Running Critical Applications on AWS
GoDaddy provisions Amazon Elastic Map Reduce (Amazon EMR) cluster to run generic configuaration based Pyspark framework, which has automated the entire process of loading the clean data to AWS Glue. This framework is developed in such a way that user is given option of handle incremental as well historical data for both partitioned and non-partitioned tables. In addition to that, it supports txt, csv, json and parquet input file formats. It also handles slowly changing dimensions (SCD), depending upon the usecase. Column mapping feature of this framework helps the user to map the raw column name from source to new column names in AWS Glue tables, which enables all the stakeholders from GoDaddy to run their SQL like queries and analyze the same on AWS glue and Amazon Athena. Not only is the process of querying now simpler, but the queries themselves also take much less time to complete, since the queries now runs on Amazon Athena, and thus reports takes no time to generate, which earlier used to take lots of time.

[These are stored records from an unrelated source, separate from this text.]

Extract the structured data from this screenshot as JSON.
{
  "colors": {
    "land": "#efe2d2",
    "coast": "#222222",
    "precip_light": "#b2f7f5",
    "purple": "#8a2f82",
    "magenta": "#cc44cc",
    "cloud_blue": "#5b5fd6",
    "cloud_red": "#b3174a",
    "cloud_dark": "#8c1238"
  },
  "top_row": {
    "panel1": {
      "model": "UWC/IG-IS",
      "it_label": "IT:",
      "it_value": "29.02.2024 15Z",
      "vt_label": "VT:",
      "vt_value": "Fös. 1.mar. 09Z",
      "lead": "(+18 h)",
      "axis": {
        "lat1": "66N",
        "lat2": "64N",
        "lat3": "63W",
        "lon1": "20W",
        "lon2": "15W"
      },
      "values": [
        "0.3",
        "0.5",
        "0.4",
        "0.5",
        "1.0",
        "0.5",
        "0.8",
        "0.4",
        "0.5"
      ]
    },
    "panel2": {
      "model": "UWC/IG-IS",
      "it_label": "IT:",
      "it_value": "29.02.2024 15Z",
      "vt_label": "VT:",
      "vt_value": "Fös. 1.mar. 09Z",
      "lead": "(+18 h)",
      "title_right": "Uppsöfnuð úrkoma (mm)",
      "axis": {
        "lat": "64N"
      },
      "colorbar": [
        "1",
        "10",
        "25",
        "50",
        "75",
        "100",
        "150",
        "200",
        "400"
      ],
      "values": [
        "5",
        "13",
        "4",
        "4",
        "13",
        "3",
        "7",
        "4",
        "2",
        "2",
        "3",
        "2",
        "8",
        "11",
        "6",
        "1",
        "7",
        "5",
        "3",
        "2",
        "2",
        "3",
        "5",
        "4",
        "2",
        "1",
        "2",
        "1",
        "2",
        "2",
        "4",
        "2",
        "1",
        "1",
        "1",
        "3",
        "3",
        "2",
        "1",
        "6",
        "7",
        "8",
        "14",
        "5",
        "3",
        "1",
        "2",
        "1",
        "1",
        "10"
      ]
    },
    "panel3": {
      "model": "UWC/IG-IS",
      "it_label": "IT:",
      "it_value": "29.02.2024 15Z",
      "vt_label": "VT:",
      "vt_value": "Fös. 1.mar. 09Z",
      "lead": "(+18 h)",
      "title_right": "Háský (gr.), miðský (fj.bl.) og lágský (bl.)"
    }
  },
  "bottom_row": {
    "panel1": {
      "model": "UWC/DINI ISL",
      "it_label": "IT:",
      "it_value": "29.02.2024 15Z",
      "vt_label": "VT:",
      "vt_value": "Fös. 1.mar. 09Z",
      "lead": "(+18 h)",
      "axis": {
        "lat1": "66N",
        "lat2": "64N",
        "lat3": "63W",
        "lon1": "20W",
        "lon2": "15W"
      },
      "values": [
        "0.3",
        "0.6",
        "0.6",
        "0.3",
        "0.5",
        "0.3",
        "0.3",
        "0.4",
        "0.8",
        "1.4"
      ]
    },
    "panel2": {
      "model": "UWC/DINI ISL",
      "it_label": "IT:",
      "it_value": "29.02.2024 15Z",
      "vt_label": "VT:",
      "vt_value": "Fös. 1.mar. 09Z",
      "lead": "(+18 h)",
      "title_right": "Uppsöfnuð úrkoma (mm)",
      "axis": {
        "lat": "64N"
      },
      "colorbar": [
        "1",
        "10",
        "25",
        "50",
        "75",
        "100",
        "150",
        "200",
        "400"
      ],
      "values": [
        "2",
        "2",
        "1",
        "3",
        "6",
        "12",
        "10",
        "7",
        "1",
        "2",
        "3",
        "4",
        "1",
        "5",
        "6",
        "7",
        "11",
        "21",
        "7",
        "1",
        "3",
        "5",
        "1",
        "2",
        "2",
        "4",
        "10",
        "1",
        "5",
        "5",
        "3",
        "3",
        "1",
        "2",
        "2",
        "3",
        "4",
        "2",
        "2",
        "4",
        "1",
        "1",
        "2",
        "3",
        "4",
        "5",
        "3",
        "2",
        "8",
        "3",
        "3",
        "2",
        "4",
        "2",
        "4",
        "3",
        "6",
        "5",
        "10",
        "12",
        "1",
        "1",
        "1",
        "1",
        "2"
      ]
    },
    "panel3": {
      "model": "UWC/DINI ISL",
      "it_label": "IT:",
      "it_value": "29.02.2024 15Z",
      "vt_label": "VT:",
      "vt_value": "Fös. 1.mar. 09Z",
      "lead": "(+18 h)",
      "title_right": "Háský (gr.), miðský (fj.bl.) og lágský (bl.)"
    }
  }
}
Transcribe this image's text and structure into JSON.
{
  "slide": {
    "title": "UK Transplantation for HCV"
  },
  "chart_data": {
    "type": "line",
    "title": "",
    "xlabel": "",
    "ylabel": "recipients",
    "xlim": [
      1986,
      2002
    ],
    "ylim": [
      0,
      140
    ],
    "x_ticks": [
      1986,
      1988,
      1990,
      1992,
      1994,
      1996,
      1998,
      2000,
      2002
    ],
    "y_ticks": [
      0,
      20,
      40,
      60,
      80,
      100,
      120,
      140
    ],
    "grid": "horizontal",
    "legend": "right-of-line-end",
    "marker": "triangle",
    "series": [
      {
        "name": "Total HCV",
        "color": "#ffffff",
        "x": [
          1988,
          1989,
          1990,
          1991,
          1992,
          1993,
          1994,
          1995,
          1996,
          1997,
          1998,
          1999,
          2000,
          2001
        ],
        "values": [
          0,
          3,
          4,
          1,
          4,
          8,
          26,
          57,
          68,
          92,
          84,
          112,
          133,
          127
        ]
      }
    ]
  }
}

GoDaddy Clean Layer System Configuration Diagram
GoDaddy’s decision to move to a new AWS-based architecture to streamline the process of loading clean data across multiple teams helped the company save on time and money. With an on-premise solution, developing the framework for each team, used to take more than two weeks of time; however, after migrating to AWS and streamlining the process, the process takes hardly a day or two, as only system configuration file needs to be created. Running framework on Amazon EMR not only made the process 3x times faster but also saved on more than 50-80% of total costs.